Al contempo la nota della Presidente della Corte suprema mette implicitamente in luce i limiti dell’UE: non esiste un meccanismo giuridico per cacciare uno Stato membro, anche qualora violasse gravemente lo stato di diritto. Attualmente è possibile solo per sanzionarlo e sospenderne i diritti di voto. Ma la procedura dell’UE contro la Polonia per la violazione dello stato di diritto, è lenta, farraginosa, e difficilmente porterà a risultati perché richiede l’unanimità di tutti gli altri Stati membri. E così Polonia e Ungheria hanno promesso ciascuna di apporre il proprio veto contro un’eventuale sanzione dell’altra, essendo entrambe sottoposte a tale procedura. E anche il governo giallo-nero italiano per bocca di Salvini aveva detto che avrebbe posto il veto a difesa dell’operato dei governi di Polonia e Ungheria. D’altronde Salvini aveva dichiarato che Orban era il suo modello e l’Ungheria il Paese meglio governato dell’UE: un Paese che ha costretto la Central European University – una delle più prestigiose università europee - a lasciare Budapest e spostarsi a Vienna, violando un principio di tutela della libertà di insegnamento che vigeva in Europa da secoli!

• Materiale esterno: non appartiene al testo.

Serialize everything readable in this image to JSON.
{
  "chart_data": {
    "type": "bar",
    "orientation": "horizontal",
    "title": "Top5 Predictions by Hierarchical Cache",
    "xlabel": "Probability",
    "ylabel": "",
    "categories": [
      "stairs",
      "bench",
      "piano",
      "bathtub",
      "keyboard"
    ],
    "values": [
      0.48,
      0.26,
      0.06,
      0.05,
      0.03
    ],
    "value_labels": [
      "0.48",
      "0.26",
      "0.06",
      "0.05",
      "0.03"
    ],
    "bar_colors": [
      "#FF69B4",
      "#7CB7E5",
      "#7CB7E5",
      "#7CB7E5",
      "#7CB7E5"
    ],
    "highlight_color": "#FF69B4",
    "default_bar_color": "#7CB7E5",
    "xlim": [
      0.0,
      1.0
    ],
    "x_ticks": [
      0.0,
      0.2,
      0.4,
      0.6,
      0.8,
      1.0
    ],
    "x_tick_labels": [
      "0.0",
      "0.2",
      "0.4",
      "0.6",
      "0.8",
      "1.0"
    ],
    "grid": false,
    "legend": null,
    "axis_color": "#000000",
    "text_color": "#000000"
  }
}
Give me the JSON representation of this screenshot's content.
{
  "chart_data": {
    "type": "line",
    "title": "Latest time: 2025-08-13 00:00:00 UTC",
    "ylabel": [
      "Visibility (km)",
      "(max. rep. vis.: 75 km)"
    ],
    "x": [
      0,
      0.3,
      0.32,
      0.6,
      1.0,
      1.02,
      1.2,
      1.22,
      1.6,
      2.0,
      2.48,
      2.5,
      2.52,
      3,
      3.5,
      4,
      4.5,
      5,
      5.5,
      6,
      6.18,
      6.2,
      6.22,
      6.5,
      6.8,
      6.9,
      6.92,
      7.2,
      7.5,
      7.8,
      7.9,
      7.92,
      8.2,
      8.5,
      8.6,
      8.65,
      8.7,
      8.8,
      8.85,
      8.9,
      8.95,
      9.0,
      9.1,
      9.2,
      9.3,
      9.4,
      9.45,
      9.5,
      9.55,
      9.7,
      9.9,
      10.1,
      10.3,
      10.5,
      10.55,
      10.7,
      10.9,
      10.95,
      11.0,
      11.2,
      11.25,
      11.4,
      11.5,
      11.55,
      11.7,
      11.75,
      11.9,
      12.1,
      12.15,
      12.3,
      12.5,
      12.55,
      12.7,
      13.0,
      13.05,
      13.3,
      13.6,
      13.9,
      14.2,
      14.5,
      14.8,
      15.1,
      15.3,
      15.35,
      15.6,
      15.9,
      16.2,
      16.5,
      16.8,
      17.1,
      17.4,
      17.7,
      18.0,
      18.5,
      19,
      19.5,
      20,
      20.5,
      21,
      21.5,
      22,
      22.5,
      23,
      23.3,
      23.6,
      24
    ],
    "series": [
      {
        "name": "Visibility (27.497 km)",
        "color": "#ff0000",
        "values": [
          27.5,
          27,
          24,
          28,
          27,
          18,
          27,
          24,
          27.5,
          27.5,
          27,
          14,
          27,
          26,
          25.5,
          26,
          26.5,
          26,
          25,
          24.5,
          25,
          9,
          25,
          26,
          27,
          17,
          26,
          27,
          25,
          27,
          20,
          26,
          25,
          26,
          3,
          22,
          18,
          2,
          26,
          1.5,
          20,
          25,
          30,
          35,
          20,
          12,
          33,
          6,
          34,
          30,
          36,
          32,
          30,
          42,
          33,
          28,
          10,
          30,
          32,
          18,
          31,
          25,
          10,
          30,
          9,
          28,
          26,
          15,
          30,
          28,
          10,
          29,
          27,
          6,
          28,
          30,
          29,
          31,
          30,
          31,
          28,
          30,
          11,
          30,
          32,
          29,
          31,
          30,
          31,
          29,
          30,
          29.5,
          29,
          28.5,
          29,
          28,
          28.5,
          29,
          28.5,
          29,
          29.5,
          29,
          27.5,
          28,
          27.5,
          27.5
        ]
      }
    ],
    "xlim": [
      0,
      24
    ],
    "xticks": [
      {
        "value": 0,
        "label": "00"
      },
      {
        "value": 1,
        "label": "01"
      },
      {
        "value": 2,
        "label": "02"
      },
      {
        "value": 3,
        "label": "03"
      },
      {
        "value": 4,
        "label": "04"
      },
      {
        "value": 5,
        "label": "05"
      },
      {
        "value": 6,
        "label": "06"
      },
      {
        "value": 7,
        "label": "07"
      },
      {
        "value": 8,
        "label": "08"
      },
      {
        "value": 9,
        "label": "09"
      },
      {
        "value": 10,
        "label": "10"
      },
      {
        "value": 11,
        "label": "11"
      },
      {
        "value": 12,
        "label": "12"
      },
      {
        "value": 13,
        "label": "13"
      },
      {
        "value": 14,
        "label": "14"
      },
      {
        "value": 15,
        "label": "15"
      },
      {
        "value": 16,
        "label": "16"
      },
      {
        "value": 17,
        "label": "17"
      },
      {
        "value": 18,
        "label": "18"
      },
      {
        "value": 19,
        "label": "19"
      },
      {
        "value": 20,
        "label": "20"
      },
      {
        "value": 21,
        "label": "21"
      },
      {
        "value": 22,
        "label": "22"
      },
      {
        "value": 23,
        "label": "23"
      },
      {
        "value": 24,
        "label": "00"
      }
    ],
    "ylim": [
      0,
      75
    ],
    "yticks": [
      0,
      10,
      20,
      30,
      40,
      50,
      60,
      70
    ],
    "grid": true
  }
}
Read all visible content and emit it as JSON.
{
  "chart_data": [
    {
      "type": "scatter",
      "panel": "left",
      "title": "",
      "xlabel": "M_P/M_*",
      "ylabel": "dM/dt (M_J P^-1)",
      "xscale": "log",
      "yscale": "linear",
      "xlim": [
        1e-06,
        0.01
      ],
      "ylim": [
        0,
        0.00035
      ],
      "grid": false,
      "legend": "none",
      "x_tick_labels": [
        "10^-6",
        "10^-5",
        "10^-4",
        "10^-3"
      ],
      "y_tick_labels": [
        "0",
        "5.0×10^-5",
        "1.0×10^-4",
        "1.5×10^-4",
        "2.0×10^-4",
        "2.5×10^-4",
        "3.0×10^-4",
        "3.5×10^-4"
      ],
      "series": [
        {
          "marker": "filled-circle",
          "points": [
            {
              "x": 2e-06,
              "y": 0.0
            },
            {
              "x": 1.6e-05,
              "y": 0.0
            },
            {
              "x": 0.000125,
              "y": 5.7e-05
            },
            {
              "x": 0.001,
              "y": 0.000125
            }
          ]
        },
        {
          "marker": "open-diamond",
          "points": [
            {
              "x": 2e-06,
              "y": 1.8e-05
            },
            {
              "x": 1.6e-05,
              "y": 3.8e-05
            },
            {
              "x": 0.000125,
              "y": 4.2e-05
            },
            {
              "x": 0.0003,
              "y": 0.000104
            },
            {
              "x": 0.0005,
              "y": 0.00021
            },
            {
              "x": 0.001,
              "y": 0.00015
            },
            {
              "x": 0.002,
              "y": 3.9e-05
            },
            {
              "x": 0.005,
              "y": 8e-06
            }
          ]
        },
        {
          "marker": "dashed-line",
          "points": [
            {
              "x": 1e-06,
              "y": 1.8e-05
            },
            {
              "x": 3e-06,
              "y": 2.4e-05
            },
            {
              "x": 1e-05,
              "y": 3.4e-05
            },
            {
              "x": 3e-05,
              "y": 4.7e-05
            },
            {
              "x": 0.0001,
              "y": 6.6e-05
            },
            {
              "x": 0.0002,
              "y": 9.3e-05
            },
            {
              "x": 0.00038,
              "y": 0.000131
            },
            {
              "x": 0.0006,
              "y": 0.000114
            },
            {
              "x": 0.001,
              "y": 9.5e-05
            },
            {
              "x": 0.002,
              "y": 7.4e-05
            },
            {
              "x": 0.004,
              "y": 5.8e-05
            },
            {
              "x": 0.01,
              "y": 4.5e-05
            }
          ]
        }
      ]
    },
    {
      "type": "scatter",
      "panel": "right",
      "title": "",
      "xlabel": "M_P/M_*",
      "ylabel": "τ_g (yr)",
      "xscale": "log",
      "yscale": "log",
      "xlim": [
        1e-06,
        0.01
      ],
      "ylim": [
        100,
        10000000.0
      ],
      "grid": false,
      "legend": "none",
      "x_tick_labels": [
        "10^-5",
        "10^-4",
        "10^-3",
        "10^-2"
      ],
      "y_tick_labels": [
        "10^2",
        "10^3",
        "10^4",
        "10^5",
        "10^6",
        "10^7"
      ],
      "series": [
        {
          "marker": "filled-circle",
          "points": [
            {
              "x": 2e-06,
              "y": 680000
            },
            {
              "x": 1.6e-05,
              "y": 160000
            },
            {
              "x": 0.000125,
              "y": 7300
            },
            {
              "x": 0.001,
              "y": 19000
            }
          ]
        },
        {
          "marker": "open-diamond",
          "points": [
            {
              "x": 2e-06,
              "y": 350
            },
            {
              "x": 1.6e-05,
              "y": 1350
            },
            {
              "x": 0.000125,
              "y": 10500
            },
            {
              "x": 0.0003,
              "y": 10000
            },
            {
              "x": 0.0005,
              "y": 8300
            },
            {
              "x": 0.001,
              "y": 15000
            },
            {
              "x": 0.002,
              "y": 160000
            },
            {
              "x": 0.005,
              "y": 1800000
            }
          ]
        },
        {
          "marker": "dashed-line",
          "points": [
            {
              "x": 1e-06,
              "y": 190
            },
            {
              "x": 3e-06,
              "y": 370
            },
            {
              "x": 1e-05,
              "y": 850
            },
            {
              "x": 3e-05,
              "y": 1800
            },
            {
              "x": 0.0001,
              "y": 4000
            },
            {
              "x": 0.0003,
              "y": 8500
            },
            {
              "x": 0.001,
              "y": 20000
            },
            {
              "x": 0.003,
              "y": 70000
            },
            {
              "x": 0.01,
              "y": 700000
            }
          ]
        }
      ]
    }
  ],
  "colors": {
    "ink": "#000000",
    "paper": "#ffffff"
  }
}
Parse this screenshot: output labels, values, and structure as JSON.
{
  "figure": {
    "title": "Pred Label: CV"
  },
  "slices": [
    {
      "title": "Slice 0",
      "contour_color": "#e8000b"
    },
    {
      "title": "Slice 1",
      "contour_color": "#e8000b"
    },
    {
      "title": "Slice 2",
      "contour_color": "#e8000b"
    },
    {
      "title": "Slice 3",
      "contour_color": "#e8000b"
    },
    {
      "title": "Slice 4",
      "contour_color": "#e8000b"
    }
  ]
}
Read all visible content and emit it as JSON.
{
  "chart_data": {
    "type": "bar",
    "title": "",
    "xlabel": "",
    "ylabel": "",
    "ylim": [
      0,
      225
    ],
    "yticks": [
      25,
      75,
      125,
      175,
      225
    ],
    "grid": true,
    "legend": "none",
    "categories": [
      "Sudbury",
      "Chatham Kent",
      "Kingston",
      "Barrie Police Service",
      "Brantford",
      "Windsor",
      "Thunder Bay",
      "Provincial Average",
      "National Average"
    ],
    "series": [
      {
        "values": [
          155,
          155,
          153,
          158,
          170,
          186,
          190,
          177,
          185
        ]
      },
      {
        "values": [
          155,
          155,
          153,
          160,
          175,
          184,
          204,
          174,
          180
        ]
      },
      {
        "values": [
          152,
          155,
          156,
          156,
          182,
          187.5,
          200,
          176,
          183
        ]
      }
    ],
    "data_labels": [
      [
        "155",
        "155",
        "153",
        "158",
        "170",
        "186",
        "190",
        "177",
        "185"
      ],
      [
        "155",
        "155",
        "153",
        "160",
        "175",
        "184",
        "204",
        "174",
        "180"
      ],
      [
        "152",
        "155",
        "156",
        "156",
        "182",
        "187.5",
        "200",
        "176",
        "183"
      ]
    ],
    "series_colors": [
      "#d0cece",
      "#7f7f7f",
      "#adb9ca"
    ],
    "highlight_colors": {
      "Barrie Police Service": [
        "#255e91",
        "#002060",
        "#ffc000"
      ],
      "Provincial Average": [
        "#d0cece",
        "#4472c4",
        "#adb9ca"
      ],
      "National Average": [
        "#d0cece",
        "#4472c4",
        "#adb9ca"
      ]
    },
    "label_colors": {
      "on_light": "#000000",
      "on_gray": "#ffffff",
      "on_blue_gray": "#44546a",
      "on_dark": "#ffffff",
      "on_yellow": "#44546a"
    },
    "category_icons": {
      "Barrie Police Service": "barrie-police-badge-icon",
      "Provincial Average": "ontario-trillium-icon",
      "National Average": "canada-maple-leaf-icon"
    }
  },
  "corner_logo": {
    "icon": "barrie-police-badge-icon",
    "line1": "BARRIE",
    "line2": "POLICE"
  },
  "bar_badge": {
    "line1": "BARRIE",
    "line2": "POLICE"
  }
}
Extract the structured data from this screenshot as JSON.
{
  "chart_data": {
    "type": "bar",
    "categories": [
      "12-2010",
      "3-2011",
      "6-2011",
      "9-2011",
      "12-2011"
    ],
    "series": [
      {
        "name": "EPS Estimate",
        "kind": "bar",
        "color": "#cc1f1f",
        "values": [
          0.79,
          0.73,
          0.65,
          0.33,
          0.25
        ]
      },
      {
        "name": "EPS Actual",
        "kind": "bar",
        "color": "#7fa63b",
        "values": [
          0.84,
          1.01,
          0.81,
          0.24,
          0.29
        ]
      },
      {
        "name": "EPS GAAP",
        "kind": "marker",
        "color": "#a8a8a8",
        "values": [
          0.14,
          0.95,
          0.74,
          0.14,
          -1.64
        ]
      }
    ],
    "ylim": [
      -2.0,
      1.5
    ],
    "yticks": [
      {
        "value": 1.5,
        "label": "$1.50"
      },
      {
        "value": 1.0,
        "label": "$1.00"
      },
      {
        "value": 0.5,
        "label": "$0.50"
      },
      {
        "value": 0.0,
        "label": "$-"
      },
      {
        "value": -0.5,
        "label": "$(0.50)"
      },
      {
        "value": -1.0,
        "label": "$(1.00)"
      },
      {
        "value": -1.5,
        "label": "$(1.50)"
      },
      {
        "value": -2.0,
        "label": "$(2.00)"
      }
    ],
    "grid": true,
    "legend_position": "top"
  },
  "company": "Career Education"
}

Tutto ciò chiarisce anche i rischi che correrebbe lo stato di diritto in Italia nel caso che Salvini tornasse al governo. Non è difficile prevedere lo spirito di vendetta nei confronti della magistratura - che ha osato scoperchiare i 49 milioni di euro rubati dalla Lega, mettere sotto accusa Salvini per abuso d’ufficio e sequestro di persona, e che sta indagando sulla vicenda Savoini e sui legami politico-finanziari tra la Lega e la Russia che le inchieste de L’Espresso hanno portato per prime alla luce (così come ha scoperto reati di altri esponenti e partiti politici, come è normale che faccia una magistratura autonoma e indipendente) – di un eventuale governo a trazione leghista.

L’Unione è consapevole della debolezza dei propri strumenti a tutela dello Stato di diritto e sta cercando di porvi rimedio. La Commissione ha proposto da un lato un monitoraggio costante, con raccomandazioni annuali, di tutti i Paesi: in sostanza oltre a una valutazione e a raccomandazioni sulle finanze pubbliche, la Commissione dovrebbe fornirle anche sul rispetto dello Stato di diritto, che diventerebbe quindi un elemento sempre più centrale nella vita dell’Unione. Inoltre, ha proposto che l’erogazione dei fondi europei sia d’ora in poi legata al pieno rispetto dello stato di diritto e dei diritti fondamentali. Un modo per dare cogenza e impatto a quel meccanismo di monitoraggio.

L’UE è ormai la principale difesa della democrazia liberale e dello stato di diritto di fronte ai tentativi sostanzialmente autoritari delle forze nazionaliste e populiste, di modificare di fatto i regimi politici dei loro Paesi. Dalla democrazia illiberale di Orban - con la sua stretta su media, società civile e Università – al tentativo polacco di soggiogare la magistratura, alla richiesta di Salvini di “pieni poteri”, è chiaro che i Paesi di Visegrad e l’Italia sono il campo di battaglia principale. Si tratta di un’altra sfida cruciale per l’UE e i suoi valori fondativi. Pertanto, dovrebbe essere anch’essa affrontata nella Conferenza sul futuro dell’UE. È importante quanto il completamento dell’unione economica e monetaria e la trasformazione dell’UE in un attore globale, per evitare che sia invece il campo da gioco tra le potenze mondiali extra-europee.

Anche la sfida allo stato di diritto mostra quanto sia urgente il completo superamento dell’unanimità in tutto il meccanismo decisionale dell’Unione. Insieme alla riforma dell’eurozona, alla creazione di risorse proprie europee, di una politica estera, di sicurezza e di difesa in capo a un vero governo federale - in grado di difendere lo stato di diritto e la democrazia europea, puntellare l’ordine mondiale e gestire la transizione ecologica in modo socialmente sostenibile – sono i grandi temi cui dovrà dedicarsi la Conferenza, se vorrà davvero assicurare che l’UE e gli europei abbiano un futuro da attori e non da vassalli sul piano globale.